A newer version of this document is available. Customers should click here to go to the newest version.

Document Table of Contents

Capabilities of C++ SIMD Classes

The fundamental capabilities of each C++ SIMD class include:

  • Computation

  • Horizontal data support

  • Branch compression/elimination

  • Caching hints

Understanding each of these capabilities and how they interact is crucial to achieving desired results.

Computation

The SIMD C++ classes contain vertical operator support for most arithmetic operations, including shifting and saturation.

Computation operations include: +, -, *, /, reciprocal ( rcp and rcp_nr ), square root (sqrt), and reciprocal square root ( rsqrt and rsqrt_nr ).

Operations rcp and rsqrt are approximating instructions with very short latencies that produce results with at least 12 bits of accuracy. You may get a different answer if used on non-Intel processors. Operations rcp_nr and rsqrt_nr use software refining techniques to enhance the accuracy of the approximations, with a minimal impact on performance. (The nr stands for Newton-Raphson, a mathematical technique for improving performance using an approximate result.)

Horizontal Data Support

The C++ SIMD classes provide horizontal support for some arithmetic operations. The term horizontal indicates computation across the elements of one vector, as opposed to the vertical, element-by-element operations on two different vectors.

The add_horizontal, unpack_low and pack_sat functions are examples of horizontal data support. This support enables certain algorithms that cannot exploit the full potential of SIMD instructions.

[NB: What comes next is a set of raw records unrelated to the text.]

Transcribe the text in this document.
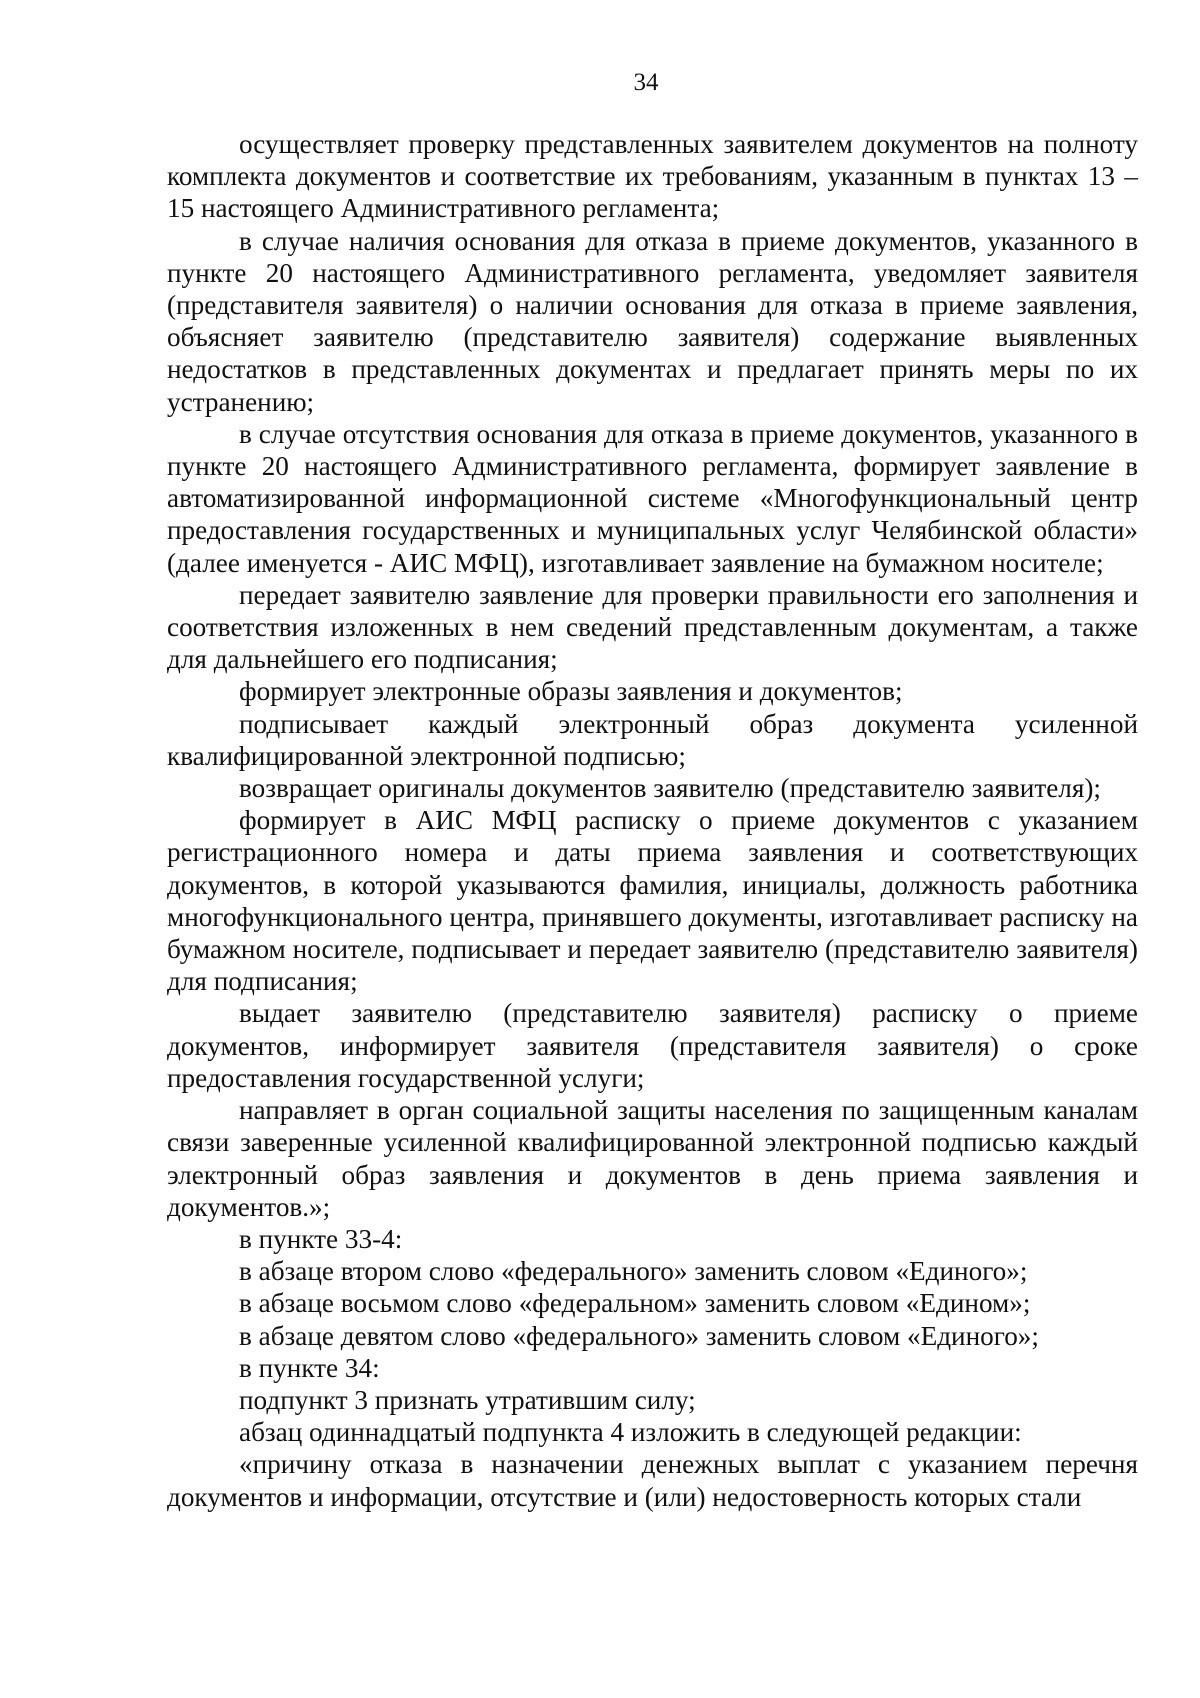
34

осуществляет проверку представленных заявителем документов на полноту комплекта документов и соответствие их требованиям, указанным в пунктах 13 – 15 настоящего Административного регламента;

в случае наличия основания для отказа в приеме документов, указанного в пункте 20 настоящего Административного регламента, уведомляет заявителя (представителя заявителя) о наличии основания для отказа в приеме заявления, объясняет заявителю (представителю заявителя) содержание выявленных недостатков в представленных документах и предлагает принять меры по их устранению;

в случае отсутствия основания для отказа в приеме документов, указанного в пункте 20 настоящего Административного регламента, формирует заявление в автоматизированной информационной системе «Многофункциональный центр предоставления государственных и муниципальных услуг Челябинской области» (далее именуется - АИС МФЦ), изготавливает заявление на бумажном носителе;

передает заявителю заявление для проверки правильности его заполнения и соответствия изложенных в нем сведений представленным документам, а также для дальнейшего его подписания;

формирует электронные образы заявления и документов;

подписывает каждый электронный образ документа усиленной квалифицированной электронной подписью;

возвращает оригиналы документов заявителю (представителю заявителя);

формирует в АИС МФЦ расписку о приеме документов с указанием регистрационного номера и даты приема заявления и соответствующих документов, в которой указываются фамилия, инициалы, должность работника многофункционального центра, принявшего документы, изготавливает расписку на бумажном носителе, подписывает и передает заявителю (представителю заявителя) для подписания;

выдает заявителю (представителю заявителя) расписку о приеме документов, информирует заявителя (представителя заявителя) о сроке предоставления государственной услуги;

направляет в орган социальной защиты населения по защищенным каналам связи заверенные усиленной квалифицированной электронной подписью каждый электронный образ заявления и документов в день приема заявления и документов.»;

в пункте 33-4:

в абзаце втором слово «федерального» заменить словом «Единого»;

в абзаце восьмом слово «федеральном» заменить словом «Едином»;

в абзаце девятом слово «федерального» заменить словом «Единого»;

в пункте 34:

подпункт 3 признать утратившим силу;

абзац одиннадцатый подпункта 4 изложить в следующей редакции:

«причину отказа в назначении денежных выплат с указанием перечня документов и информации, отсутствие и (или) недостоверность которых стали
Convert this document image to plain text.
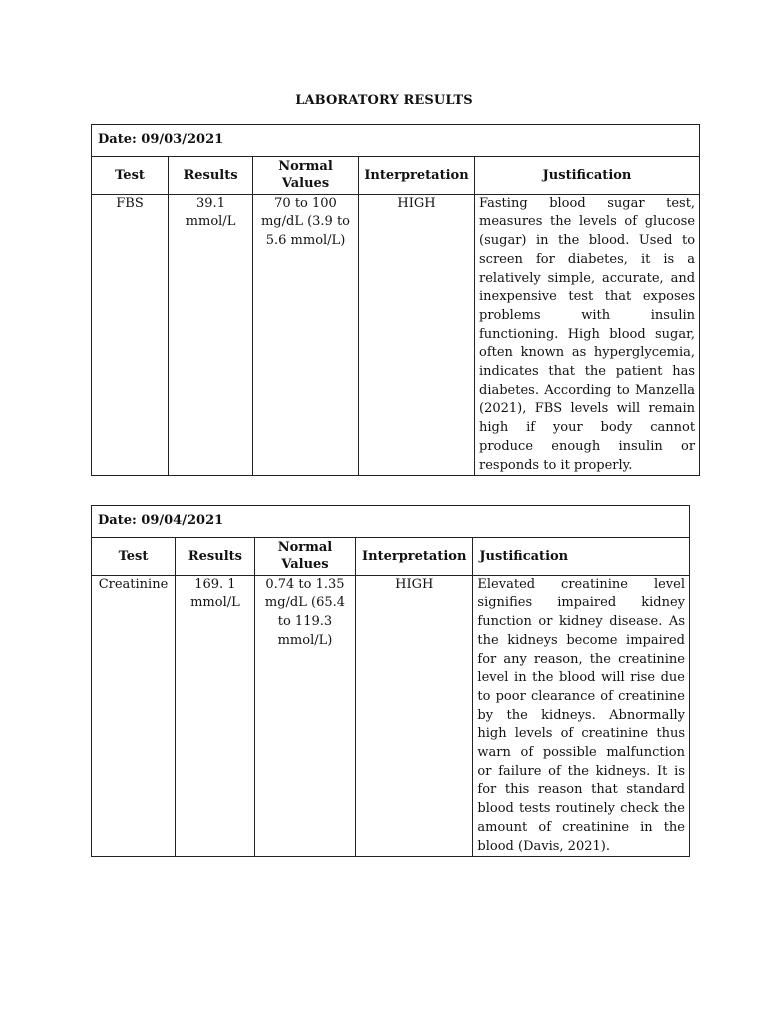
LABORATORY RESULTS
Date: 09/03/2021				
Test	Results	Normal Values	Interpretation	Justification
FBS	39.1 mmol/L	70 to 100 mg/dL (3.9 to 5.6 mmol/L)	HIGH	Fasting blood sugar test, measures the levels of glucose (sugar) in the blood. Used to screen for diabetes, it is a relatively simple, accurate, and inexpensive test that exposes problems with insulin functioning. High blood sugar, often known as hyperglycemia, indicates that the patient has diabetes. According to Manzella (2021), FBS levels will remain high if your body cannot produce enough insulin or responds to it properly.
Date: 09/04/2021				
Test	Results	Normal Values	Interpretation	Justification
Creatinine	169. 1 mmol/L	0.74 to 1.35 mg/dL (65.4 to 119.3 mmol/L)	HIGH	Elevated creatinine level signifies impaired kidney function or kidney disease. As the kidneys become impaired for any reason, the creatinine level in the blood will rise due to poor clearance of creatinine by the kidneys. Abnormally high levels of creatinine thus warn of possible malfunction or failure of the kidneys. It is for this reason that standard blood tests routinely check the amount of creatinine in the blood (Davis, 2021).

Shuffle intrinsics are another example of horizontal data flow. Shuffle intrinsics are not expressed in the C++ classes due to their immediate arguments. However, the C++ class implementation enables you to mix shuffle intrinsics with the other C++ functions. For example:

F32vec4 fveca, fvecb, fvecd; 
fveca += fvecb; 
fvecd = _mm_shuffle_ps(fveca,fvecb,0);

Branch Compression and Elimination

Branching in SIMD architectures can be complicated and expensive. The SIMD C++ classes provide functions to eliminate branches, using logical operations, max and min functions, conditional selects, and compares. Consider the following example:

short a[4], b[4], c[4];
for (i=0; i<4; i++) 
c[i] = a[i] > b[i] ? a[i] : b[i];

This operation is independent of the value of i. For each i, the result could be either A or B depending on the actual values. A simple way of removing the branch altogether is to use the select_gt function, as follows:

Is16vec4 a, b, c 
c = select_gt(a, b, a, b)

Caching Hints

Intel® Streaming SIMD Extensions provide prefetching and streaming hints. Prefetching data can minimize the effects of memory latency. Streaming hints allow you to indicate that certain data should not be cached.